When I remember that this was the idea of the entire Christian world less than a century ago, I cannot be too severe upon my boys, distressing as these conditions are.
Killis spoke again shortly. "I want every boy here that can get to my house on Clinch a-Christmas to come, and see a good time," he announced. "Come the Saturday after New Christmas. I can't drink myself, on account of what paw said; but I got good-and-plenty for my friends. And maw she'll give you all you can eat. And we'll shoot off all paw's guns and pistols."
There was unanimous acceptance, even by boys living nearly forty miles distant from Killis, Nucky's being qualified by the condition, "If the Cheevers haint giving too much trouble at home."

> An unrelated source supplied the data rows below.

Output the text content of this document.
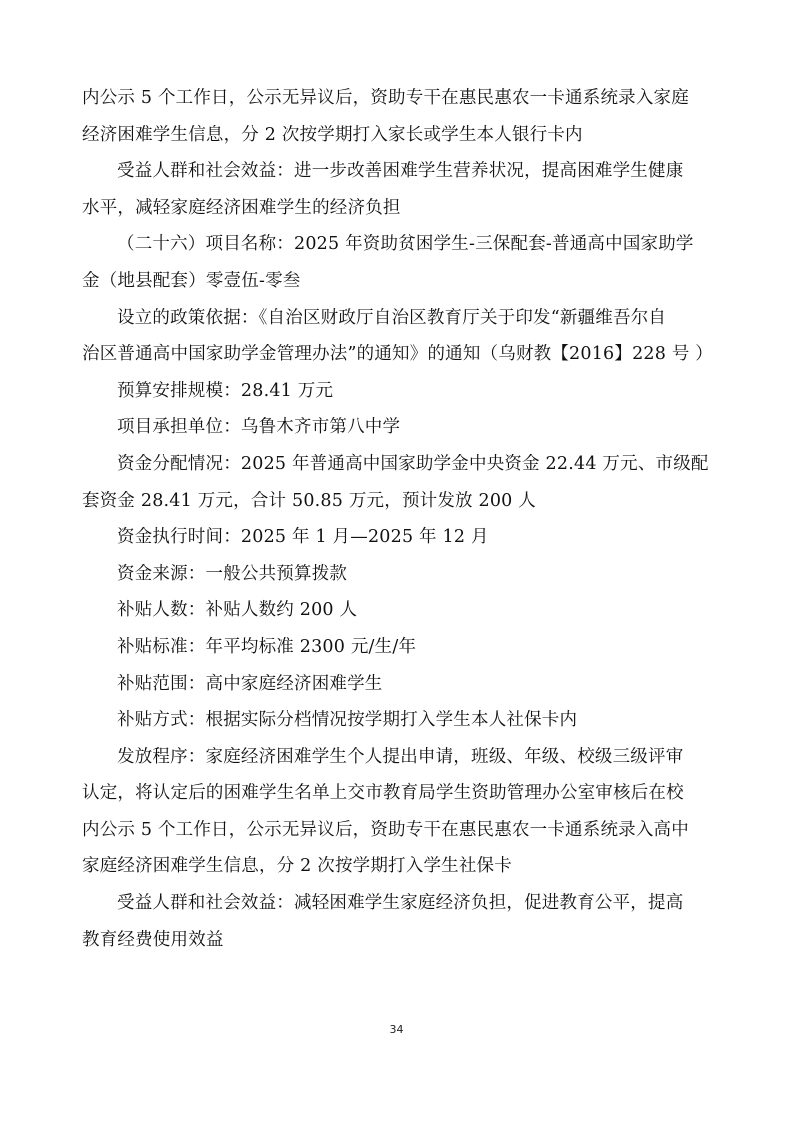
内公示 5 个工作日，公示无异议后，资助专干在惠民惠农一卡通系统录入家庭
经济困难学生信息，分 2 次按学期打入家长或学生本人银行卡内
受益人群和社会效益：进一步改善困难学生营养状况，提高困难学生健康
水平，减轻家庭经济困难学生的经济负担
（二十六）项目名称：2025 年资助贫困学生-三保配套-普通高中国家助学
金（地县配套）零壹伍-零叁
设立的政策依据：《自治区财政厅自治区教育厅关于印发“新疆维吾尔自
治区普通高中国家助学金管理办法”的通知》的通知（乌财教【2016】228 号 ）
预算安排规模：28.41 万元
项目承担单位：乌鲁木齐市第八中学
资金分配情况：2025 年普通高中国家助学金中央资金 22.44 万元、市级配
套资金 28.41 万元，合计 50.85 万元，预计发放 200 人
资金执行时间：2025 年 1 月—2025 年 12 月
资金来源：一般公共预算拨款
补贴人数：补贴人数约 200 人
补贴标准：年平均标准 2300 元/生/年
补贴范围：高中家庭经济困难学生
补贴方式：根据实际分档情况按学期打入学生本人社保卡内
发放程序：家庭经济困难学生个人提出申请，班级、年级、校级三级评审
认定，将认定后的困难学生名单上交市教育局学生资助管理办公室审核后在校
内公示 5 个工作日，公示无异议后，资助专干在惠民惠农一卡通系统录入高中
家庭经济困难学生信息，分 2 次按学期打入学生社保卡
受益人群和社会效益：减轻困难学生家庭经济负担，促进教育公平，提高
教育经费使用效益
34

I sighed deeply. "Boys," I said, "you know what I think about drinking; you know I consider it very, very wrong."
"Quare women has quare notions," remarked Joab, forbearingly.
"You know I hope the day will come when not one of you will ever touch liquor," I said. "Is there one now who thinks enough of me to promise not to drink this Christmas?"
The dead silence that followed was broken at last by Philip. "We like you all right," he said; "but, by grab, a fellow's got to see some fun!"
It is rumored that Killis's uncles still carry on the business in which his father perished; so I suppose there will be no doubt about the "good-and-plenty" to drink at his house.